# Ritchey WCS fork noises.



## subluxation (Feb 8, 2005)

Hey all, I hope someone can help me out. I have a Ritchey WCS fork that I bought new last year and have really not ridden it much. My question is this, I have noticed some creaking in it when I push down on the bars or top tube and flex the fork, could it just be the steerer tube flexing? The steerer tube is about 11" long so I figured it was just flexing abit because I can't reproduce the noise consistantly and visually the fork looks like new still. I wiegh 180lbs and have not crashed the fork or hit any nasty logs etc. on it. Any worries? Is it a pretty strong fork? Also, I doubled check the headset and all is well. 


thanks for the help.

rick


----------



## wunlap togo (Oct 1, 2004)

There are so many things that could be causing that noise. This kind of thing is pretty difficult to figure out over the intrawebs but I'd try (in order):

-Make sure both your quick release skewers are tight. Try recreating the sound with a different front and rear wheel, and try swapping out your pedals for another pair. All these things are super easy to try and very common sources of noise. 

-Put a little grease between all the spacers on your steerer tube and against the top and bottom of your stem as well as the under side of your top cap. You have a long steerer and if you have a big stack of spacers they will rub and make noise as the steerer flexes.

-You can also double check that there's grease on all the bolts on your stem. I haven't found this to usually cause much noise, but it's good to check.

Do not grease the handle bar clamp, or the steerer clamp.

There's about 1000 other things that could cause this sound, but if you're feeeling like the steerer is possibly unsafe you can check it.

Remove the fork, and clamp the steerer in a vice. You need some jaws that will clamp the steerer, these can be made from wood. Now you can try flexing the fork back and forth to see if the steerer has come un-bonded or is faulty.

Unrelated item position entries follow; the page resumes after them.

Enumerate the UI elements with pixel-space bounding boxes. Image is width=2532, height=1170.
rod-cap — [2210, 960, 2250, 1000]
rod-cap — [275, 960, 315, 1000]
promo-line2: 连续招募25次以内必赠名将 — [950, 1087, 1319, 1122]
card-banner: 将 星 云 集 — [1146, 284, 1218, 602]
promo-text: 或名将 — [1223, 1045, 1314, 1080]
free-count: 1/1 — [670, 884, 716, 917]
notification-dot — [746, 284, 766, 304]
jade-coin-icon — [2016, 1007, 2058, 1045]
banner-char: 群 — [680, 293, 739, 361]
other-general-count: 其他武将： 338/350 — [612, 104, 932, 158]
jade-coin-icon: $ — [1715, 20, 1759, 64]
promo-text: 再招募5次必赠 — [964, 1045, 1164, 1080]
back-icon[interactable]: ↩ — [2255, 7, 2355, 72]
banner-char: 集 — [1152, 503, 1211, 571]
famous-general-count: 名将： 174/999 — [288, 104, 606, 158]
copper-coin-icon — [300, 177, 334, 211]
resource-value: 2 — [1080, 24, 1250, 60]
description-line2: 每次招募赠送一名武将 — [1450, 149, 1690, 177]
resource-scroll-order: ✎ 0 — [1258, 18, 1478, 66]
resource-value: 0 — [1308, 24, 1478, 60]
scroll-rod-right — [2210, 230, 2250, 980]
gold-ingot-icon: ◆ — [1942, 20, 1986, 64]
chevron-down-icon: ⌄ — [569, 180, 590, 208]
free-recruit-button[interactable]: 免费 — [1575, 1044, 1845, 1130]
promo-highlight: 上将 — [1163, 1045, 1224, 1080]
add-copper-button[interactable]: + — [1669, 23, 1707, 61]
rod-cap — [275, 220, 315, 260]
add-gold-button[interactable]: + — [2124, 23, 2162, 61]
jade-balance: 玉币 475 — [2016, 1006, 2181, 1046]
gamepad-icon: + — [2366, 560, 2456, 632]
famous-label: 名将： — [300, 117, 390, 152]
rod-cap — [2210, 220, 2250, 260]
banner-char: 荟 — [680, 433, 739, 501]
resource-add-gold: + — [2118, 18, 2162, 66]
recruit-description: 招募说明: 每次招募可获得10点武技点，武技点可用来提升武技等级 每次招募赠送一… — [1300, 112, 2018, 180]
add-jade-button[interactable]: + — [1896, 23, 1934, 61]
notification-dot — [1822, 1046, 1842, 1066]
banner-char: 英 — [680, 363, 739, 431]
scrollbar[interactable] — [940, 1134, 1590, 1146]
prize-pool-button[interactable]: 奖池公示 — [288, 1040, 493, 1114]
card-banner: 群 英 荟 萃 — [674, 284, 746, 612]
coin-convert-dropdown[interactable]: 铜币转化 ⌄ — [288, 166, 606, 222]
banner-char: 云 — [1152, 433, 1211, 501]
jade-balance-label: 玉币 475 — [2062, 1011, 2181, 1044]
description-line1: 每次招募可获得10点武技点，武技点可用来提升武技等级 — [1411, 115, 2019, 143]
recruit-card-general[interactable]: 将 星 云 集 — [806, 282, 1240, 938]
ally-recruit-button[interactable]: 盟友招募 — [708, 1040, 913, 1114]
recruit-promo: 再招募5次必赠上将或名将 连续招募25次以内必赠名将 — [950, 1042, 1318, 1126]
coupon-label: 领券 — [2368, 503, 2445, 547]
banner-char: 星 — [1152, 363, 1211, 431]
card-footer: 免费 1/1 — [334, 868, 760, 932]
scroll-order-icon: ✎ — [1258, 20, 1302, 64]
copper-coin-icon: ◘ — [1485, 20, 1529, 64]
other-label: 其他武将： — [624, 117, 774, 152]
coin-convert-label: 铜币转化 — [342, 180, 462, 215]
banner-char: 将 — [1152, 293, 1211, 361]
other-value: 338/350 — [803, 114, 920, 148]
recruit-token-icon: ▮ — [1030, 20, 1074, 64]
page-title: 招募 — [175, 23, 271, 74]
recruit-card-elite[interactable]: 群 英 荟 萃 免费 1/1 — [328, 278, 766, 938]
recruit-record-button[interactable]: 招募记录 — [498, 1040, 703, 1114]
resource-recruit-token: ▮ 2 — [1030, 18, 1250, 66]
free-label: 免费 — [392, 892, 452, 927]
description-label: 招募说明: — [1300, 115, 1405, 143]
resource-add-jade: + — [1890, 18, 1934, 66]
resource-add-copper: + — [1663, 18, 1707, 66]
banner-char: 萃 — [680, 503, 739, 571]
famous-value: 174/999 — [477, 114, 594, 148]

Or take it to a shop if you're unsure of what you're doing. Good luck!


----------



## eyefloater (Jul 3, 2006)

Add to the list:

- Check to see that your brake/shift levers are tight on the bars
- Check to see that your crown race is seated properly. I've had to face those in the past and reinstall
- Beyond greasing and using the proper torque for your stem/bars, make sure that the front cap on your stem is tightened down evenly on the top and bottom.
- In my experience "mystery noises" have even been causes by an out of place donut on the cable housing where it goes around the head tube
- Check the ferrules where they go into the braze-ons on your top tube. Some thick lube can keep them from squeaking.

There's my few shot-in the dark ideas. Like wunlap said, there's number of things that can cause noises.


----------



## subluxation (Feb 8, 2005)

*thanks so much*

thanks for the help. i will give it a try tomorrow to get to the bottom of it. i was mainly worried that the fork may fail on me. grease around the headset and spacers and stem are very good ideas, thanks,

rick


----------



## Chompers (Feb 3, 2004)

I had a bike that did that, and I replace the carbon spacers with aluminum. I had about 3 spacers and put grease between them. I tried to grease the carbon spacers, but it lasted about 80 miles, then it began to creak again


----------